The Lost King opens this weekend at SIFF Cinema Uptown and various places.

In his 2021 book A Light in the Dark: A History of Movie Directors, David Thomson spends a somewhat unlikely amount of time—given the other directors clamoring for attention in a relatively concise survey—on Stephen Frears, the Englishman whose prolific career tends toward the “inspired journeyman” category, with notable high points (Dangerous Liaisons, The Grifters, Dirty Pretty Things) that go well beyond that level. Thomson gets into a groove, finding just what makes Frears click, or sometimes not click: “It’s as if he’s saying, Well, really filmmaking is just aptitude or willingness, a certain kind of optimism, instead of that bigger thing, art or auteurship….It’s not easy to look at his work and identify a vision or a preoccupation—beyond wanting to make entertaining pictures. Fair enough: he is a model of wry common sense, good nature, and doing his best by people, and that kindness exists in most of his work.”

That quality in Frears, of simply being a director, not an artiste who imposes his vision but a craftsman who guides but stays out of the way, is a rare thing. Art would be no fun without pretentiousness, but we can value the unpretentious director, too. (I once witnessed the unpretentiousness when I interviewed Frears in a hotel room, where he padded out from his bedroom in bare feet, perfectly comfortable to spend the hour’s conversation unshod.
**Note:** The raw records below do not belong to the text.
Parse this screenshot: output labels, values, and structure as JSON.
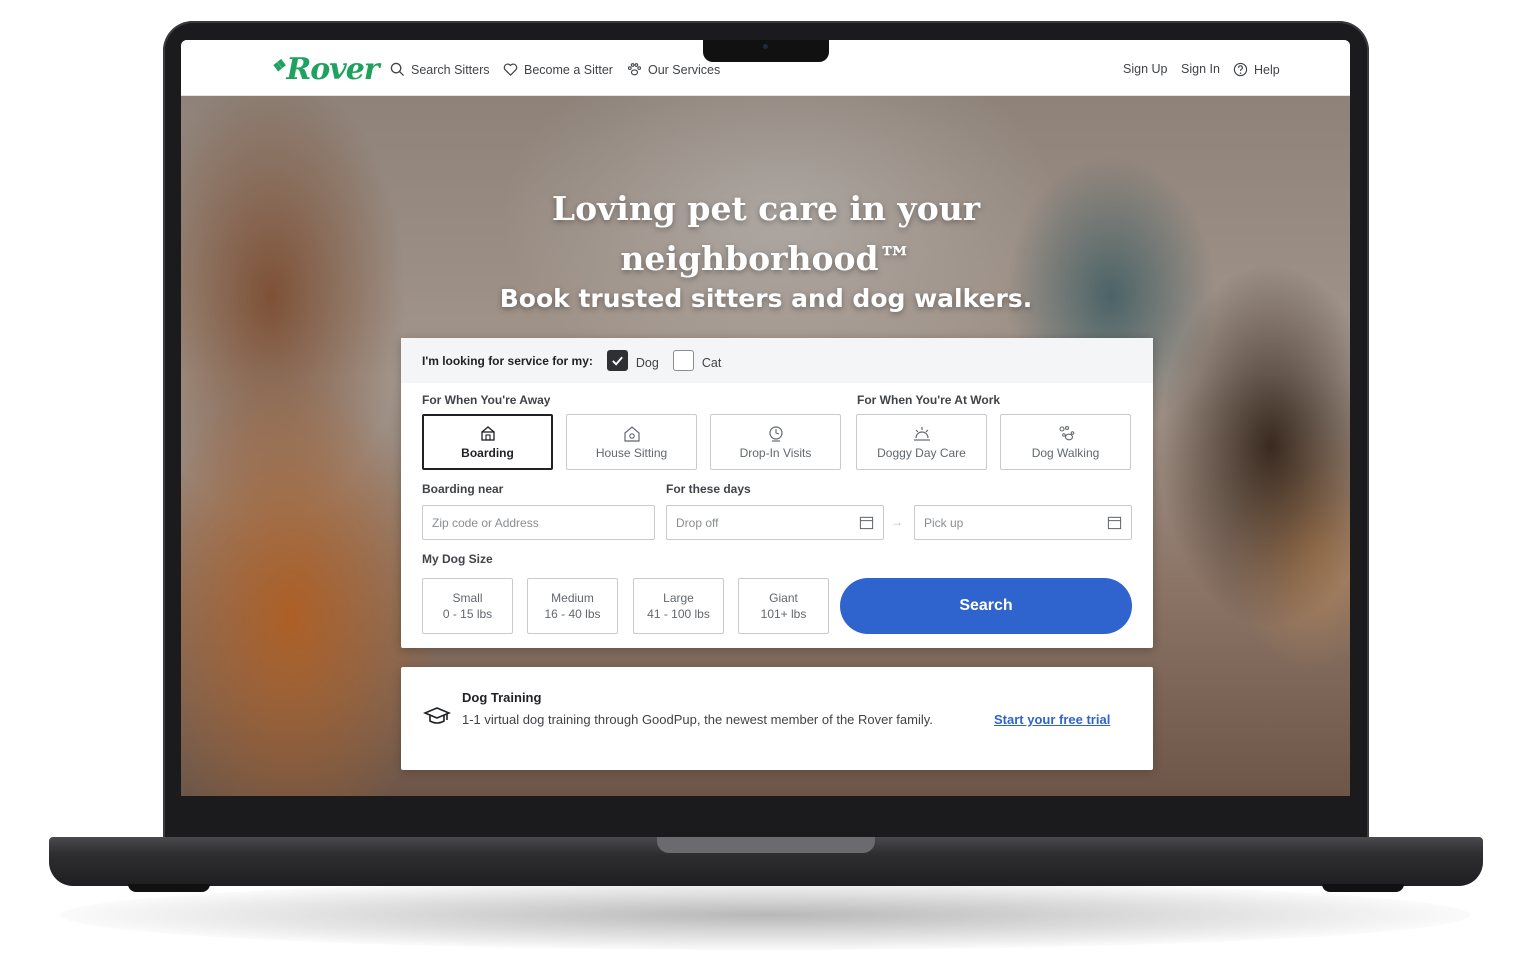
{
  "nav": {
    "logo": "Rover",
    "search_sitters": "Search Sitters",
    "become_sitter": "Become a Sitter",
    "our_services": "Our Services",
    "sign_up": "Sign Up",
    "sign_in": "Sign In",
    "help": "Help"
  },
  "hero": {
    "title": "Loving pet care in your neighborhood™",
    "subtitle": "Book trusted sitters and dog walkers."
  },
  "search": {
    "pet_label": "I'm looking for service for my:",
    "pets": [
      {
        "label": "Dog",
        "checked": true
      },
      {
        "label": "Cat",
        "checked": false
      }
    ],
    "away_label": "For When You're Away",
    "work_label": "For When You're At Work",
    "services": [
      {
        "label": "Boarding",
        "icon": "boarding-icon",
        "selected": true
      },
      {
        "label": "House Sitting",
        "icon": "house-sitting-icon",
        "selected": false
      },
      {
        "label": "Drop-In Visits",
        "icon": "drop-in-icon",
        "selected": false
      },
      {
        "label": "Doggy Day Care",
        "icon": "day-care-icon",
        "selected": false
      },
      {
        "label": "Dog Walking",
        "icon": "dog-walking-icon",
        "selected": false
      }
    ],
    "near_label": "Boarding near",
    "near_placeholder": "Zip code or Address",
    "days_label": "For these days",
    "dropoff_placeholder": "Drop off",
    "pickup_placeholder": "Pick up",
    "size_label": "My Dog Size",
    "sizes": [
      {
        "name": "Small",
        "range": "0 - 15 lbs"
      },
      {
        "name": "Medium",
        "range": "16 - 40 lbs"
      },
      {
        "name": "Large",
        "range": "41 - 100 lbs"
      },
      {
        "name": "Giant",
        "range": "101+ lbs"
      }
    ],
    "search_button": "Search"
  },
  "promo": {
    "title": "Dog Training",
    "body": "1-1 virtual dog training through GoodPup, the newest member of the Rover family.",
    "link": "Start your free trial"
  },
  "colors": {
    "brand_green": "#1fa25e",
    "search_blue": "#2f64cf"
  }
}
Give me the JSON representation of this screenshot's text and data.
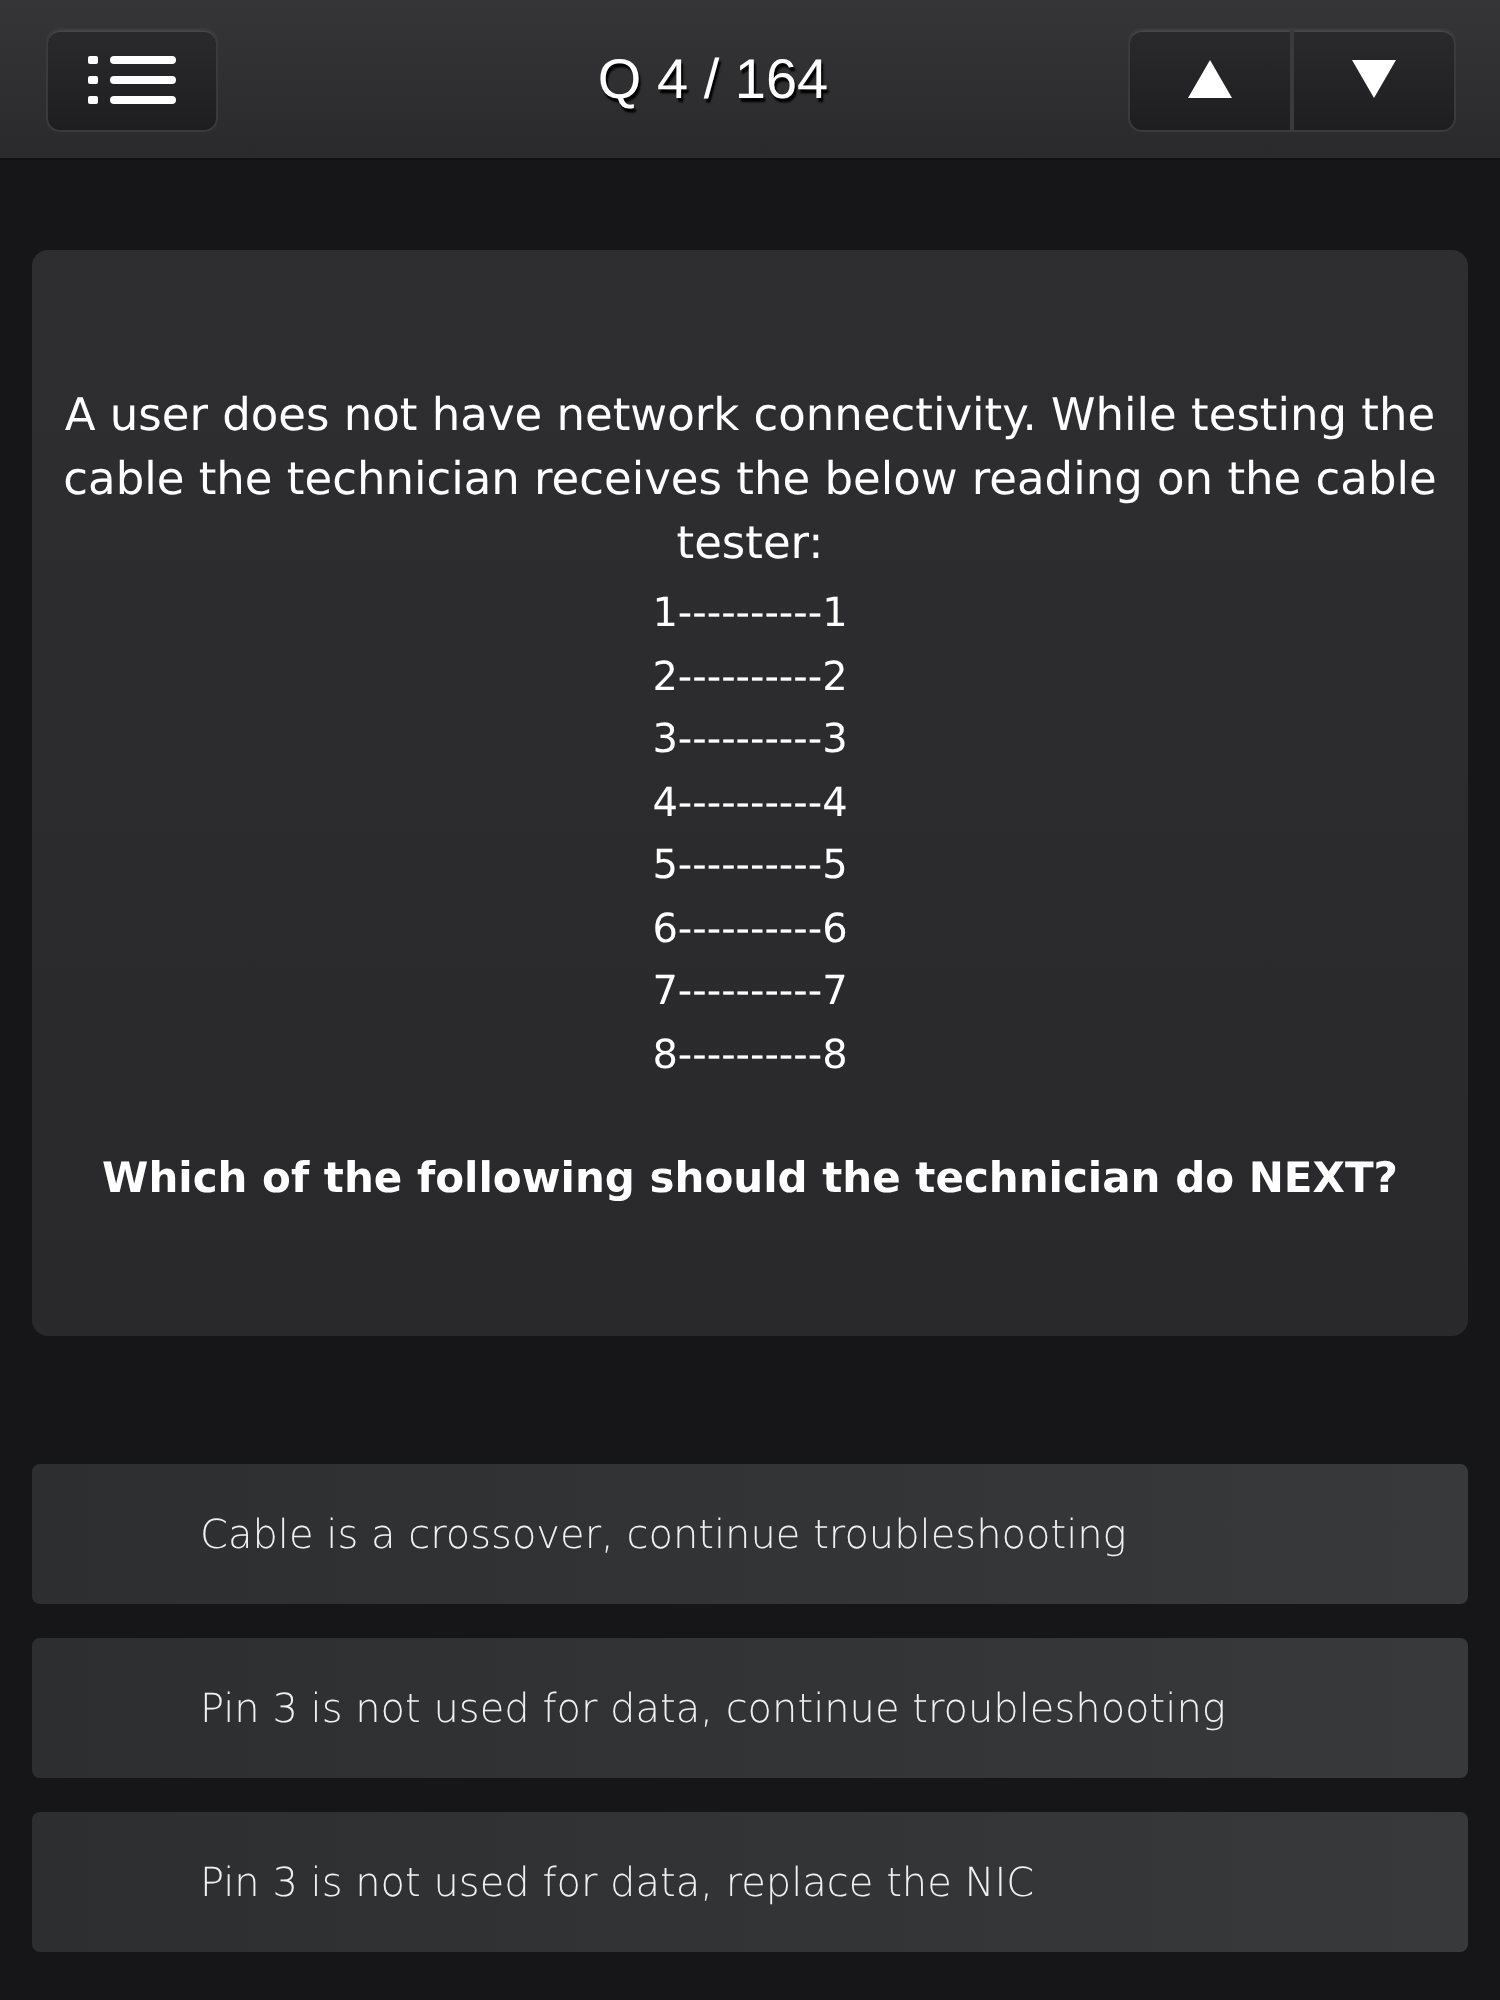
{
  "header": {
    "title": "Q 4 / 164"
  },
  "question": {
    "text": "A user does not have network connectivity. While testing the cable the technician receives the below reading on the cable tester:",
    "tester_lines": [
      "1----------1",
      "2----------2",
      "3----------3",
      "4----------4",
      "5----------5",
      "6----------6",
      "7----------7",
      "8----------8"
    ],
    "prompt": "Which of the following should the technician do NEXT?"
  },
  "answers": [
    {
      "text": "Cable is a crossover, continue troubleshooting"
    },
    {
      "text": "Pin 3 is not used for data, continue troubleshooting"
    },
    {
      "text": "Pin 3 is not used for data, replace the NIC"
    }
  ]
}
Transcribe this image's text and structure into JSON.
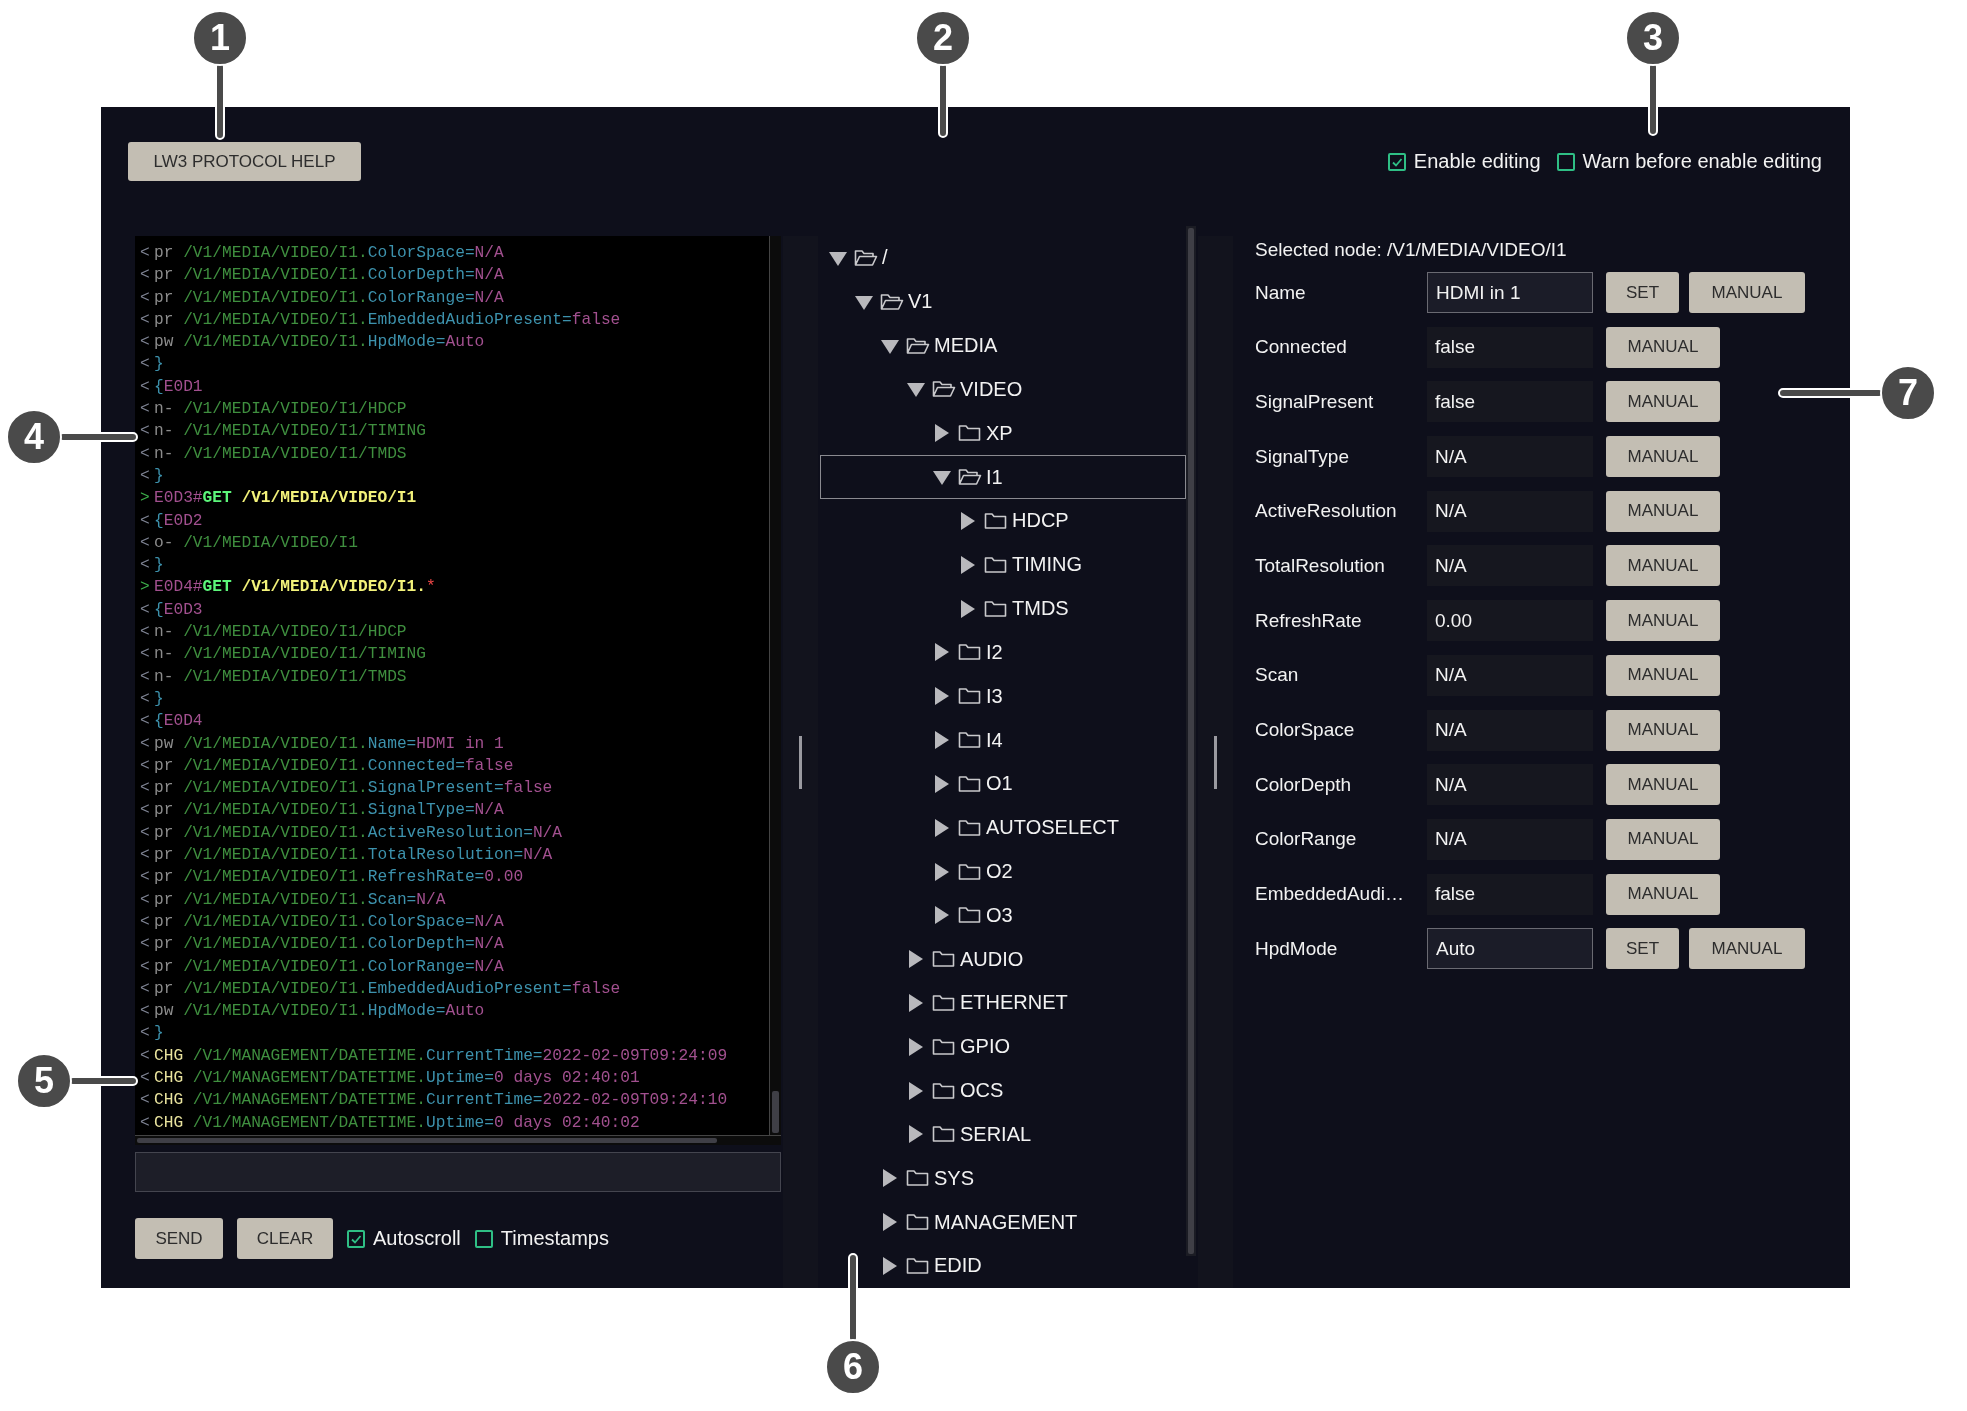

Granted, that kind of gesture might be pretentious in some people, but in this case—no.) The range in Frears’ work can go from very sharp indeed to rather comfortable, and his latest, The Lost King, sits in the middle.

It’s based on a true story (with, apparently, some sizable alterations) about a single mom/amateur historian, Philippa Langley, who spearheaded an effort to dig around in a parking lot for the bones of Richard III—an unlikely venture that actually succeeded, in 2012. Frears reunites with the screenwriters of Philomena, Steven Coogan and Jeff Pope, but the film has a lighter touch than that one, appropriately. At first glance, and probably at second glance, The Lost King will recall many other whimsical British comedy-dramas, especially about people overcoming odds to persevere; in this case, Langley must outpoint not only the stuffy academics (generally male) who condescend to her ideas, but also a disability, chronic fatigue, which makes her especially simpatico with a king whose own physical differences—possibly exaggerated by Shakespeare—are a matter of debate among historians. She also has imagined conversations with Richard himself (Harry Lloyd), a tactic that could prove tiresome.

For a few reasons, I found it easy to like The Lost King. Sally Hawkins is ideal casting as Langley—the actress is so grounded, so averse to audience-pandering, she navigates the script’s manufactured showdowns and makes you believe in this character’s eccentric pluck. The fact that she is physically tiny compared to the university gatekeepers (Mark Addy among them) is an added bonus. Coogan has written himself an admirably peripheral role, as Langley’s superficial but genial ex-husband, and this relationship is a nicely unusual stroke.

All of these things are in Frears’ wheelhouse, and so is the film’s underdog, chip-on-its-shoulder attitude (also the bread and butter of Coogan’s comedy). This is a script that might easily have given itself over to quirk, and coasted by on a few David and Goliath emotional beats, but this is a case where the Frears touch might be the difference-maker. An invisible director, maybe, but when the modest pleasures of a movie like this are so well managed, you can appreciate the usefulness of his barefoot way.

 

March 24, 2023

Robert Horton is a member of the National Society of Film Critics.